Les jeunes enfants préfèrent la nourriture quand elle est présentée dans un emballage McDonald’s, d’après ce qu’ont découvert des scientifiques américains. Les auteurs d’un rapport sur les préférences alimentaires des enfants ont appelé à un renforcement des restrictions sur la publicité alimentaire destinée aux enfants à la télévision.
Les scientifiques de l’Université de Médecine de Stanford ont mené leur étude sur des enfants de trois à cinq ans. Ils ont donné aux enfants la même nourriture provenant de McDonald’s présentée soit dans un emballage MCDonald, soit dans un emballage similaire mais sans publicité ou marque.
Quand on demandait aux enfants quelle nourriture ils préféraient, la nourriture présentée dans un emballage McDonald’s a largement remporté les suffrages, surtout quand il s’agissait des frites et des carottes, où 77% des enfants déclaraient qu’ils préféraient les frites présentées dans l’emballage McDonald’s, alors que 13% seulement déclaraient qu’ils préféraient les frites sans emballage McDonald’s, même si les frites étaient exactement similaires.
Les enfants qui ont le plus de télévisions dans leur maison sont ceux qui ont le plus déclaré qu’ils préféraient la nourriture présentée dans un emballage McDonald’s, d’après le rapport.
es auteurs du rapport ont déclaré : « Ces résultats sont une preuve de plus pour soutenir les recommandations qui visent à réguler ou interdire la publicité ou le marketing des nourritures et boissons peu nutritives et très élevées en calories, voire toute publicité alimentaire destinée aux enfants ».

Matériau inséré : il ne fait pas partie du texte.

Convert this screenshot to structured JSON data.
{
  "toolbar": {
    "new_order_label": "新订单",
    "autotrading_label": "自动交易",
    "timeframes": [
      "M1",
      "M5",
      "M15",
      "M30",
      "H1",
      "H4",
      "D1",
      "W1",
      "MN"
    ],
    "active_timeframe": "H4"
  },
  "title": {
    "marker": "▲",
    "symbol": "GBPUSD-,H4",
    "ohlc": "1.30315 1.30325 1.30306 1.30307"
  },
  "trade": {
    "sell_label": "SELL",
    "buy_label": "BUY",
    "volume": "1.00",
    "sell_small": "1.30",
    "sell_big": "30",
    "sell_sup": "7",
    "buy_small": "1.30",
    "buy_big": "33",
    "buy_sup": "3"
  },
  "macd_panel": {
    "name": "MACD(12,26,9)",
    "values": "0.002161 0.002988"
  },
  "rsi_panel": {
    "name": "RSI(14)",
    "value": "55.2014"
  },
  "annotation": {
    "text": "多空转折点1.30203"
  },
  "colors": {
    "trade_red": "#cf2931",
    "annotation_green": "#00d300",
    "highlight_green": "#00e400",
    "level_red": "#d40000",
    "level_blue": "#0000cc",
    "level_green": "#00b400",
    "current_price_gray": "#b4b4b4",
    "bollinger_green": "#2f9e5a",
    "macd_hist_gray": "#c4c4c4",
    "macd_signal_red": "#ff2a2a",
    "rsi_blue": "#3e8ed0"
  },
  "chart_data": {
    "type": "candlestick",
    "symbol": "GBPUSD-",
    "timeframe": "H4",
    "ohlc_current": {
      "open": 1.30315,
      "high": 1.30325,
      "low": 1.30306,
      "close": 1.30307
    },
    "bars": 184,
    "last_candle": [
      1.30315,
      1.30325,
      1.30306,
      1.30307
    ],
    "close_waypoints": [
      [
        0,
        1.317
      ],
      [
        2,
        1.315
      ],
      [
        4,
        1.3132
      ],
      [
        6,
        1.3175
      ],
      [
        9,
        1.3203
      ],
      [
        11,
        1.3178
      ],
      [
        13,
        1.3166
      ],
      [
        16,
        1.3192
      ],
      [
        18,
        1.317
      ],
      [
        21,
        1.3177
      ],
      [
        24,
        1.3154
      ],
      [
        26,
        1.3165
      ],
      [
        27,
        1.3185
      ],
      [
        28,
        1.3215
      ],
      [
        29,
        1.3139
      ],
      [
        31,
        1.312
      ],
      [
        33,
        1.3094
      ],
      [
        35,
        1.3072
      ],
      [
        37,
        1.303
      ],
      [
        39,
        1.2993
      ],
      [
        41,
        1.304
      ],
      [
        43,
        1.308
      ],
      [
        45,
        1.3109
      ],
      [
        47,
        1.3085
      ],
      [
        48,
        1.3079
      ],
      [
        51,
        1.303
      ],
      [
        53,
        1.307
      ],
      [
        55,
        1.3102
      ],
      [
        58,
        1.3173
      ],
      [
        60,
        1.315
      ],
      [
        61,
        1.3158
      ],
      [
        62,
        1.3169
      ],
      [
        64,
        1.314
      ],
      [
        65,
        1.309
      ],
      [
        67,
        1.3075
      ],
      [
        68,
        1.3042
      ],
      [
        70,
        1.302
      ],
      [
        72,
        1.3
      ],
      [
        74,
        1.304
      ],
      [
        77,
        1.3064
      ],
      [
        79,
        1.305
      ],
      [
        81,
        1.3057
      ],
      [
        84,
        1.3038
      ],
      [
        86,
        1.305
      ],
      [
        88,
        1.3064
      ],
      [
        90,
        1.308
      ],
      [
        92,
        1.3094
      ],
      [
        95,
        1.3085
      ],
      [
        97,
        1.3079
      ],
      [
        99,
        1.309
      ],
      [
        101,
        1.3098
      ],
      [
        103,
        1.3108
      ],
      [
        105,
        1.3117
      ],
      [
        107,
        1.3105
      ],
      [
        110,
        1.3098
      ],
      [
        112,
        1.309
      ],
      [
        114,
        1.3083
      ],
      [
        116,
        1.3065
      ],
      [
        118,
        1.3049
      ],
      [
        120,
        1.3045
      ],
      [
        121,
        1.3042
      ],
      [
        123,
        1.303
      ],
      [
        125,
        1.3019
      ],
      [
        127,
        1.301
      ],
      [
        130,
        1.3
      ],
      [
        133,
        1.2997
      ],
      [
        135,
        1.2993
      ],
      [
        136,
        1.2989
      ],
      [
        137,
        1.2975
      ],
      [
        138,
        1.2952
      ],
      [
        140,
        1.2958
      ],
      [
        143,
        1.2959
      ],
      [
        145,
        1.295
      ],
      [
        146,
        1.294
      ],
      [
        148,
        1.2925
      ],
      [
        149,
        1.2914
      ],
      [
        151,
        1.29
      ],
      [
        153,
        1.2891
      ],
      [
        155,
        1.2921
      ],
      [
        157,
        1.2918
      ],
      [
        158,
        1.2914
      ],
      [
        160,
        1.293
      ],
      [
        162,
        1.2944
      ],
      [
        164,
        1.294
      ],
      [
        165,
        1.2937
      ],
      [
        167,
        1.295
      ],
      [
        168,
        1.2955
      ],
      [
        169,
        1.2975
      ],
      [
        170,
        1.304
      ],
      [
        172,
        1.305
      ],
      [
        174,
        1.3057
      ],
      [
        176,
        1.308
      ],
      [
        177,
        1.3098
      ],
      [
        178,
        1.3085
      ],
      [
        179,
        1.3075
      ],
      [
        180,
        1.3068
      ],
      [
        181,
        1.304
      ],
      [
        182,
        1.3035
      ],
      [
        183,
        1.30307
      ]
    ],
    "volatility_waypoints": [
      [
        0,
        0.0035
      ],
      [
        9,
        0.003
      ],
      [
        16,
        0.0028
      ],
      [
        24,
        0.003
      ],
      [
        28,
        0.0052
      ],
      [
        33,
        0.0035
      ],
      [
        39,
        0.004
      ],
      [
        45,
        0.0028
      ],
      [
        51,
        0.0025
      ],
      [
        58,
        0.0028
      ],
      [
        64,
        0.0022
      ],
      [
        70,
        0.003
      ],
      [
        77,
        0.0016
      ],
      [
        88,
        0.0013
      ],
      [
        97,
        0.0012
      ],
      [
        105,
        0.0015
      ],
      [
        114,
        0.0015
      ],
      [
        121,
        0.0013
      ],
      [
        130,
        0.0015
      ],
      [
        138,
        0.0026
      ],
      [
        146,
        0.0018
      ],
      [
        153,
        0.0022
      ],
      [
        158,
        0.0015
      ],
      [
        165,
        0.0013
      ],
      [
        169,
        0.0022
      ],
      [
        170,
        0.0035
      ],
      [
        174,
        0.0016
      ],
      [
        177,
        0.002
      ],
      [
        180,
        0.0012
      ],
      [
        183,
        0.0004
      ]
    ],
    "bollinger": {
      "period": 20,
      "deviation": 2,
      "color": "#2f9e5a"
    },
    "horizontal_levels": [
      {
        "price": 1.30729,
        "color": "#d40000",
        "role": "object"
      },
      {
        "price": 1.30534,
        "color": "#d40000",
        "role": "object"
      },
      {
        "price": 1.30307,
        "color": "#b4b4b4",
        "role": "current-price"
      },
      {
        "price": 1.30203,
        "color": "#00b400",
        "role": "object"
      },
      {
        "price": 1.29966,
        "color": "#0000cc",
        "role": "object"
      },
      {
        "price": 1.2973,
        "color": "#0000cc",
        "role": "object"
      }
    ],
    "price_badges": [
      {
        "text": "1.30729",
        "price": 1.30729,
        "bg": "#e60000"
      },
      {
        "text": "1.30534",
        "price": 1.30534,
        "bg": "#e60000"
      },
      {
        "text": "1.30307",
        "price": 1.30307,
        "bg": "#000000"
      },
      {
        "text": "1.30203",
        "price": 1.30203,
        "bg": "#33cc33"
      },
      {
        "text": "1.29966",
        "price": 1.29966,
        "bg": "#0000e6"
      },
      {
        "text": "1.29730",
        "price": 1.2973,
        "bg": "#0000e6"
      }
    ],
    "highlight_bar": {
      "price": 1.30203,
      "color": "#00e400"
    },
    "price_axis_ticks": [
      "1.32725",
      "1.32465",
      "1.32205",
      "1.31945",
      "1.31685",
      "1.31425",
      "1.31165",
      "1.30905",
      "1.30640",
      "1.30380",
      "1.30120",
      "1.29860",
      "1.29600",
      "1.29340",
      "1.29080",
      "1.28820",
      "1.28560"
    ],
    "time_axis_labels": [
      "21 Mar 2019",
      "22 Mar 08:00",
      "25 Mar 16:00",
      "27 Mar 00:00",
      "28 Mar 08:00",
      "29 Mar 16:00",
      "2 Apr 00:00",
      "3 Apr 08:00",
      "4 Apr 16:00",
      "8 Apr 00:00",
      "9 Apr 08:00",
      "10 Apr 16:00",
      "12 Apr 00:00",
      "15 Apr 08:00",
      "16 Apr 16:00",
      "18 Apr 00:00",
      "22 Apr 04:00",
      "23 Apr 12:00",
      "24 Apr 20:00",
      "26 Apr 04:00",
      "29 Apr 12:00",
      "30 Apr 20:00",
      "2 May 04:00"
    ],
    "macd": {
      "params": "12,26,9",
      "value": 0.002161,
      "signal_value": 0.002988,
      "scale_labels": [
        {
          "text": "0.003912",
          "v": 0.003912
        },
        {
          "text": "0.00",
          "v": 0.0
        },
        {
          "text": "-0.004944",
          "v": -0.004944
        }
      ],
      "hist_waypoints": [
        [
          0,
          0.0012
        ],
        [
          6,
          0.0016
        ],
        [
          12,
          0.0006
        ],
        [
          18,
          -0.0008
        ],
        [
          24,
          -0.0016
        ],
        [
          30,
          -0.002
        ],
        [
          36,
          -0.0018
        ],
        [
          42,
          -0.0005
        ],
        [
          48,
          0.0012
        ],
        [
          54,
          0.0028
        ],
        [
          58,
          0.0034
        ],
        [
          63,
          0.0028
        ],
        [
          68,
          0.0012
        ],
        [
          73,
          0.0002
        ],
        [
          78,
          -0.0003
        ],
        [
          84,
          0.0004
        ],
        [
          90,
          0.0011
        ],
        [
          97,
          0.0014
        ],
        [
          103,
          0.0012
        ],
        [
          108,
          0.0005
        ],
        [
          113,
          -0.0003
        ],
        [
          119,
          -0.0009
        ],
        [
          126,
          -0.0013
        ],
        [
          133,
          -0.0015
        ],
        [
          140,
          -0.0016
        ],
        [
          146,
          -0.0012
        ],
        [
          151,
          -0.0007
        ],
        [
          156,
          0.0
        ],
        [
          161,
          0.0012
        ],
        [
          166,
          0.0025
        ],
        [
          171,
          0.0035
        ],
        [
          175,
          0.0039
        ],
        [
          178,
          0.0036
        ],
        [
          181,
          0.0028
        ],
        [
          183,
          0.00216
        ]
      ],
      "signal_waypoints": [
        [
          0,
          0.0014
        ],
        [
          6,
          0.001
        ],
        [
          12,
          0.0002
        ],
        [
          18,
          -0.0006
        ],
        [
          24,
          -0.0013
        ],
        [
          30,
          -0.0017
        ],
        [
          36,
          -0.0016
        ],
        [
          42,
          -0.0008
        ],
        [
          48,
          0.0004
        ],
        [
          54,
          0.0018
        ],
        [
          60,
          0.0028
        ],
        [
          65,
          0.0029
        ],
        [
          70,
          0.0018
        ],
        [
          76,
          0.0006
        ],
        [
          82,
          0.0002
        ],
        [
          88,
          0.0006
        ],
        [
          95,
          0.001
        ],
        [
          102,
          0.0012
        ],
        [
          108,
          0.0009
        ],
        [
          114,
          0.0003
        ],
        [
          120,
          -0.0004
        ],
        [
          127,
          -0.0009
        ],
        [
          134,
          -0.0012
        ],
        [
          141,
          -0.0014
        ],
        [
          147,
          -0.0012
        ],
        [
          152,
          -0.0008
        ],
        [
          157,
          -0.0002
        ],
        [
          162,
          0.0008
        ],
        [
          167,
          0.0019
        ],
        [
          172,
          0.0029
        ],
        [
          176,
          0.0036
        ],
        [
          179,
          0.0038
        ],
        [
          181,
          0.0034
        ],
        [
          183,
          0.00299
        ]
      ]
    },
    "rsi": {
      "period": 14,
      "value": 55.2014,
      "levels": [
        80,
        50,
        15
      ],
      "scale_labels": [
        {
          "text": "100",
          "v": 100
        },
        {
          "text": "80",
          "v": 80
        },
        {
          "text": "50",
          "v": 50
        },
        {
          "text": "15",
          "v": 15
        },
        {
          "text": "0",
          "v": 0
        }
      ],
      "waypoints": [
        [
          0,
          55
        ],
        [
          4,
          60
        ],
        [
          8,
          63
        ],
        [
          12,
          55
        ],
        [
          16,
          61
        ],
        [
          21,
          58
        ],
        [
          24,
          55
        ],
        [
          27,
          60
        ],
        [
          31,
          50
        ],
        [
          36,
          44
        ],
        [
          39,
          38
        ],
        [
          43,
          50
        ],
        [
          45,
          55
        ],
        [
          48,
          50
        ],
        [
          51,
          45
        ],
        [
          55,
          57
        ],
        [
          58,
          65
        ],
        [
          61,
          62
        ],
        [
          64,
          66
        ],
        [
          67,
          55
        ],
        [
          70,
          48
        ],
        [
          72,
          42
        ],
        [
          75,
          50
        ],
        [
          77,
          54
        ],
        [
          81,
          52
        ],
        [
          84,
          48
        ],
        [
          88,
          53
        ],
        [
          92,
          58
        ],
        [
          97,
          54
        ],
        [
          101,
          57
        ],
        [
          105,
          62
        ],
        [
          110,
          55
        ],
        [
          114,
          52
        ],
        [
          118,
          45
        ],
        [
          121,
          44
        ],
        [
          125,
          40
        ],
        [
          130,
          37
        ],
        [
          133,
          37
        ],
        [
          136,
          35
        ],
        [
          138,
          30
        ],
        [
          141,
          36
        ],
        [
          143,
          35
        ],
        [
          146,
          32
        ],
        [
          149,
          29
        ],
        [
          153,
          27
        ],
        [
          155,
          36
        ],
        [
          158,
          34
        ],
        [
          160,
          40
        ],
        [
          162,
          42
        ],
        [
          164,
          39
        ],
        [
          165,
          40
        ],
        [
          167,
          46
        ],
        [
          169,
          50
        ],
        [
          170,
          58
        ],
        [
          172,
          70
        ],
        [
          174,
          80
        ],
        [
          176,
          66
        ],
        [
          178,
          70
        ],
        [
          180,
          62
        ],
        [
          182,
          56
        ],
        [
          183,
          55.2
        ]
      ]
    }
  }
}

Les candidats en Grande-Bretagne ont pris le rapport comme étant une preuve qu’il fallait faire plus en matière de régulation de la publicité pour la malbouffe.
Cette année, Ofcom a mis en place une interdiction sur toutes les publicités pour des aliments salés, gras et sucrés pendant les programmes regardés par les enfants de moins de 9 ans.
D’ici la fin de l’année, l’interdiction sera étendue aux enfants ayant moins de 5 ans mais de nombreux critiques estiment que les restrictions ne vont pas assez loin et que l’interdiction devrait s’étendre à Internet.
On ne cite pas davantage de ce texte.